Sometimes, the darkest moments produce the brightest ideas.
San Diego’s Monarch School is where one of those ideas is rolling along. One day a week, skateboards, scooters, and ramps fill the playground of this school where every kid has one thing in common: they're all affected by homelessness.
"They’re living in emergency shelters, cars, campsites, and motels," explained Katie Bradel, the school’s director of development. "Every single student is overcoming some level of trauma."
For 300 students between kindergarten and 12th grade, Monarch is the closest thing they have to a consistent home. Some of them arrive on campus at 6 a.m. and stay until 6 p.m.
Bradel said for many of the students, it’s the only place where they'll have a meal all day. And for most, it’s the only place they can do the things other kids take for granted, like ride a skateboard.
“Skateboarding day is one of the best days on campus,” said Bradel.
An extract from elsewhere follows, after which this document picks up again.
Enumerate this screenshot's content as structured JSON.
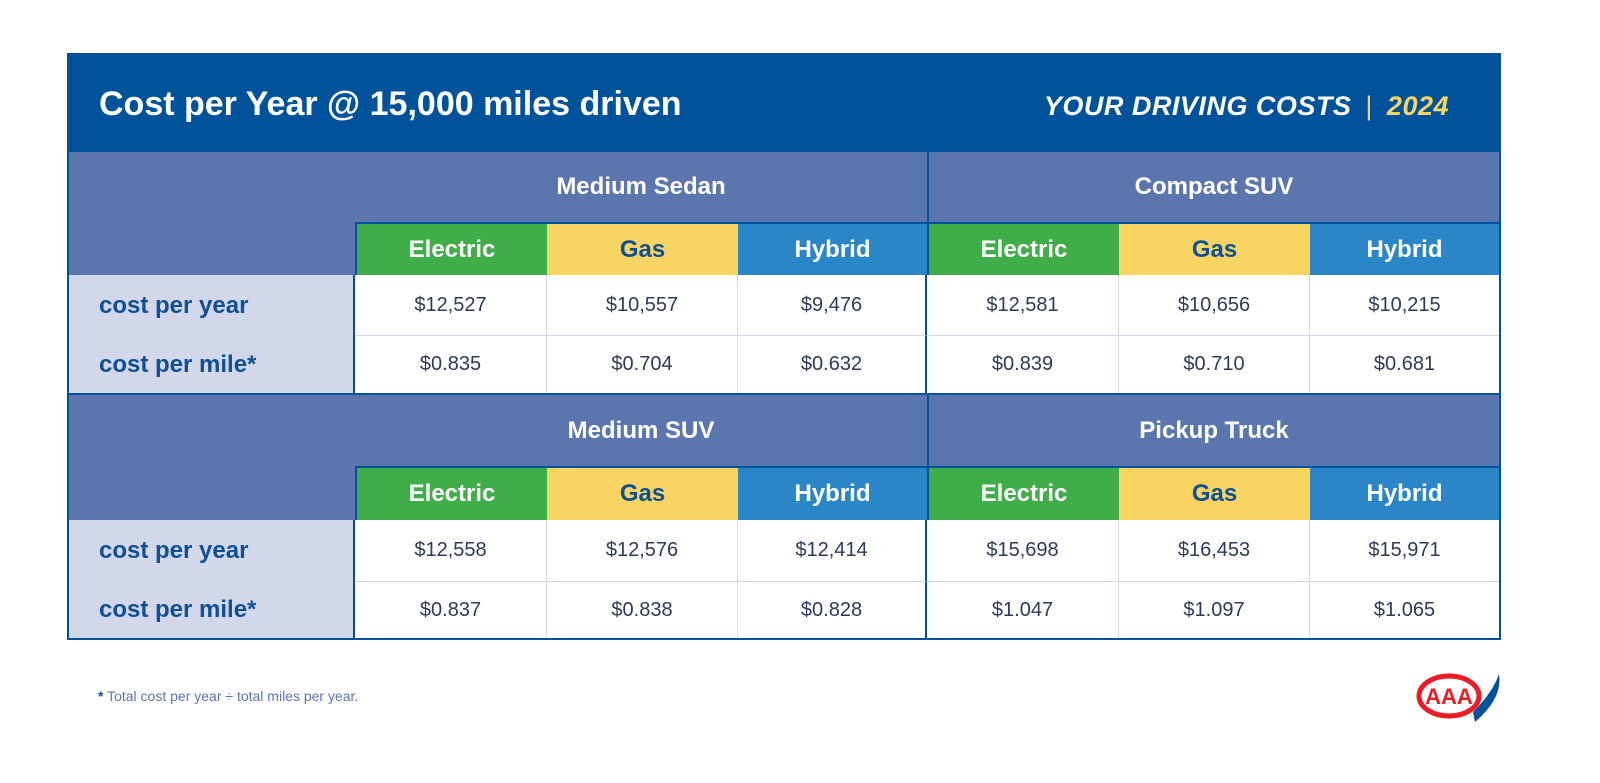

Skateboarding day comes once a week, and it’s delivered by two parents who know about hard times.
“When he was on his skateboard or a wave or on his Harley, he was happy,” said Barry.
And it’s the reaction to their son’s death is what’s kept them moving every day since.
"When he passed, we had 500 to 600 people show up at his memorial that were touched by his life. You know, we wanted to give back as well," said Brown.
So, the couple created a nonprofit organization they call Rollin’ From the Heart. They bring mobile skate ramps and dozens of skateboards, scooters, and helmets to kids that otherwise would not have access.
"We thought, 'What better thing to do with our grief than to create some more joy in kids' lives, and let’s do it with the things that Ian loved to do,'" said Barry. "And then let’s serve a community where kids don’t have those opportunities."
The group also takes kids to the beach to learn how to surf. They’ve started scholarships to send kids to summer camp, sending four the first summer, seven the next, and 13 kids this past summer.
At Monarch, watching a kid overcome their fear of dropping onto a skate ramp makes you realize, there’s more than skateboarding happening on that playground.
"That translates to every area of their life. When they get back to the classroom, and they’re having trouble with their multiplication table, they remember that moment when they learned to do something difficult and overcame it," said Bradel.
For Ian Barry's parents, it's most of all about showing kids their potential, no matter what other people may see.
It’s a lesson they learned from their son.
"He was very quiet, humble," said Brown. "You might have thought he was just a grungy skateboard kid, but he was so much more, and he had so much depth."